2014年4月15日火曜日

国会議員の収入は高いか低いか

国会議員歳費の減額措置が終わるというので揺れている。

そもそもが日本の国会議員、というより県議会、市議会など地方議員を含めた議員一般の待遇は諸外国に比べて、相当優遇されているという指摘がある。

その指摘は正しいかどうか、統計データを参照して論じるのも面白いが、これまでにもとりあげてきたので、今日は別の観点を覚え書きとして記しておきたい。

議員ではなく一般公務員の俸給は非常につつましいものである。その昔、小生がまだ小役人をやっていた頃、超勤手当は半分もつかないし、毎日の睡眠時間は自宅との往復を入れれば3時間か4時間しかなく、それに官舎といえば聞こえはいいが、外観はぼろぼろで出はいりするのも恥ずかしいくらいだった。いま暮らしている北海道に移住する直前、関西地方の某国立大学に勤務し、その時は大阪近郊の合同官舎に入っていたのだが、ある時期、トイレの水が流れなくなり、直してくれるまでしばらく風呂場の浴槽に残っている水をバケツにくんで流していたことがある。官舎というのは、自分の家ではないから、自費では修繕不可なのだ。

ま、いずれにせよ、国会議員はそれよりはずっとましであり、事務次官より高い歳費を支給されると規定されている。しかし、議員の立場、というか業務の進め方に目を向けると、必ずしも一般公務員と同列には話ができないことも分かる。一般公務員は、大きな組織の中で細かく仕事を分担して業務を進めているので、一人一人の寄与は大きくはないのであって、また仕事がつくり出す価値は、その人の人的能力に加えて官公庁が有しているハード・ソフトの資源全体が併せて使用されて、生まれているものである。

それに比べると、国会議員は政党には属しているが、議員の本務である立法作業を支えるのに、どれほどの資源が投入できているのだろう。議員秘書といってもせいぜいが数人。役所なら局はおろか、一つの課にも足らず、まあ室長程度の規模で仕事をしているに過ぎない、これがほとんどの議員が置かれている状況であろう。これでは、個人商店なみのアウトプットしか出てはこない。だから、必要な人手を雇用するために歳費から自腹をきる。
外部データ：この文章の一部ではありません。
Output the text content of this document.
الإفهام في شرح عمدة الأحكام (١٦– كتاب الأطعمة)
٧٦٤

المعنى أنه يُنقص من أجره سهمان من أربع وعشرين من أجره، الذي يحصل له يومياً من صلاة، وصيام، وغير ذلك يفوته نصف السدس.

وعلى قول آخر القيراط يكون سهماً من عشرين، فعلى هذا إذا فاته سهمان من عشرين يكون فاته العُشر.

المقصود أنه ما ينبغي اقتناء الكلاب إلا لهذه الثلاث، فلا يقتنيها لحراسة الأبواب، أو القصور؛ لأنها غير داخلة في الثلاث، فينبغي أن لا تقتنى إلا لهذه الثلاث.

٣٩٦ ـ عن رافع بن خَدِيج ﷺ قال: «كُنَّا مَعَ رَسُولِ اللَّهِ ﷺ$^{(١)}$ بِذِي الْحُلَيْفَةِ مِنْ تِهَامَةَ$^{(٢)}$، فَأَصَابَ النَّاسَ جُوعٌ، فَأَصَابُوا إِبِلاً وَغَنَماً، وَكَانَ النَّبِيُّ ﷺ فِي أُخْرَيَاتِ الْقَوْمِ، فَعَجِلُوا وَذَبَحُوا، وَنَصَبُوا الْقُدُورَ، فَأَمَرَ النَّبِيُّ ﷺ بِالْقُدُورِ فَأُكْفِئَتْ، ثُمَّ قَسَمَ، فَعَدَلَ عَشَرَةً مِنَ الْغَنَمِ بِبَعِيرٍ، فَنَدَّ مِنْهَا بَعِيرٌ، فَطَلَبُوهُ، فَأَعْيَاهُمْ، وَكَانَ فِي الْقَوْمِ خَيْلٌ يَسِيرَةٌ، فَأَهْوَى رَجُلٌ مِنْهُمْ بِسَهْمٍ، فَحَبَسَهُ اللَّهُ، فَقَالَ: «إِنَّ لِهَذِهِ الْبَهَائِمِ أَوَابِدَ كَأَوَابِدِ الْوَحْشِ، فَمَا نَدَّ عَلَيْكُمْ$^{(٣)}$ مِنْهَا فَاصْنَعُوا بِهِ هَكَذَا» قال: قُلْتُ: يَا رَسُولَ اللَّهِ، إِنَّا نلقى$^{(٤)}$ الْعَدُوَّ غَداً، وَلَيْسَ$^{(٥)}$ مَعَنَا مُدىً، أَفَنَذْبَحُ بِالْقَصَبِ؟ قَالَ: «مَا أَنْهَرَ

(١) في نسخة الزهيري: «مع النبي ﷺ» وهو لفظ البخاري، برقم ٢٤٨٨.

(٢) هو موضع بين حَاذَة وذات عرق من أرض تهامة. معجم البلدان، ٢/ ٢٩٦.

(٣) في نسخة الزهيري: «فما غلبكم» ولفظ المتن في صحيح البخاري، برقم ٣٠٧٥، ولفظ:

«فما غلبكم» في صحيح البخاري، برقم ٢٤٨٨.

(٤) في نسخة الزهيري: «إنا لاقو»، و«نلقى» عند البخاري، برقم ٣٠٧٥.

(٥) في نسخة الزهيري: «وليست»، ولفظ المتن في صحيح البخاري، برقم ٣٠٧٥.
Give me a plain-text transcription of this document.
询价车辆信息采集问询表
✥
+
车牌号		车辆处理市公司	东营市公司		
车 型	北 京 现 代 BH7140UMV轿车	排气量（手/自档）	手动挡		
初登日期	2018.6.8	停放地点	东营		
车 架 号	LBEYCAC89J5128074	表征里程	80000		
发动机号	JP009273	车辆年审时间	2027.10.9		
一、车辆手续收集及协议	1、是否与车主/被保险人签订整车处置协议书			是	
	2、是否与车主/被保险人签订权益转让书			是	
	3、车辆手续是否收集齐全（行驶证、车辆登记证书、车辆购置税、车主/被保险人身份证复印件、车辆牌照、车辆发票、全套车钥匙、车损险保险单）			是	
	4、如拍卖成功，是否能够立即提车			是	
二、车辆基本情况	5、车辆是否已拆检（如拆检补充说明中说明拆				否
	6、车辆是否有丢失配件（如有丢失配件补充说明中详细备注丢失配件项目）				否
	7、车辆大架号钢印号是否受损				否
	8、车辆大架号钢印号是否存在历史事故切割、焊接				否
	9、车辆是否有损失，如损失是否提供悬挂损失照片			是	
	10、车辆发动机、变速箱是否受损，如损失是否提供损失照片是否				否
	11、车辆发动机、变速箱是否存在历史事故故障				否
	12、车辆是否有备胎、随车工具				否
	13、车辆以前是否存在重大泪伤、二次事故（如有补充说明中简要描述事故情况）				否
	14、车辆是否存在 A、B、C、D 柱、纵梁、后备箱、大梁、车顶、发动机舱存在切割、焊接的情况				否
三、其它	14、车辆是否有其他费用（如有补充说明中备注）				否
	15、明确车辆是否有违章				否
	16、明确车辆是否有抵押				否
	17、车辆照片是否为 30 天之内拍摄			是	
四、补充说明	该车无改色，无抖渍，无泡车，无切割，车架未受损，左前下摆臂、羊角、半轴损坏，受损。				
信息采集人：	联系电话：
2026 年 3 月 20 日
議員は、国家に雇用される公務員であり、支給される歳費は給与であるには違いない。とはいえ、実態は個人事業主に類似した活動を行っており、判事や検事よりも法律事務所を経営する弁護士により近いと言うべきだろう。だとすれば、概ね2000万円が支給されていると言っても、給与所得控除は大きく認めるべきかもしれず、それよりは経費を差し引き事業所得として所得金額を確定するのが実態に合っているような気もするのだ、な。経費率を半分とすれば、所得はせいぜいが1000万円。最近は、「身を切る」という名目で様々な減額措置がなされ、収入は1600万円ほどであるというから、所得は800万円程度。こう見ると、決して高額でもないであろう。銀行であればまあ係長程度の支給額に近いのじゃあないか。

日本は、むしろ国会議員の数を減らして、一人一人の歳費はむしろ引き上げるという措置も、とんでもないというわけではないようにも感じるのだ。ともかく、何事も思い込みによる断定は禁物である。

もちろん、国会議員は歳費に加えて、立法事務費や文書通信交通滞在費が手厚く支給されている。これらの金額が適正であるかどうかも大事だろう。しかし、官公庁の一般公務員なら、これらの基礎的業務経費に相当する部分は、給与ではなく公費負担として最初から役所が負担している。議員は、たとえば出張命令を受けるわけではなく、大きな組織には属していないので、こうした負担措置はやはり必要だろう。

引き合いに出すからと言って特段の理由があるわけではないのだが、たとえば専門職の代表例として「弁護士」になれば、30歳程度で5000万円程度を稼ぐ人も、決して稀ではないときく。国会議員が果たすべき業務の重要性とのバランスを考えると、確かに非正規雇用者に比べれば高額ではあるが、高給ぶりを非難されるほど高いとは言えないのではないだろうか。マスメディアは、一方ではこういう眼差しもありうることを考慮しながら、冷静にバランスよく報道してもらいたいものである。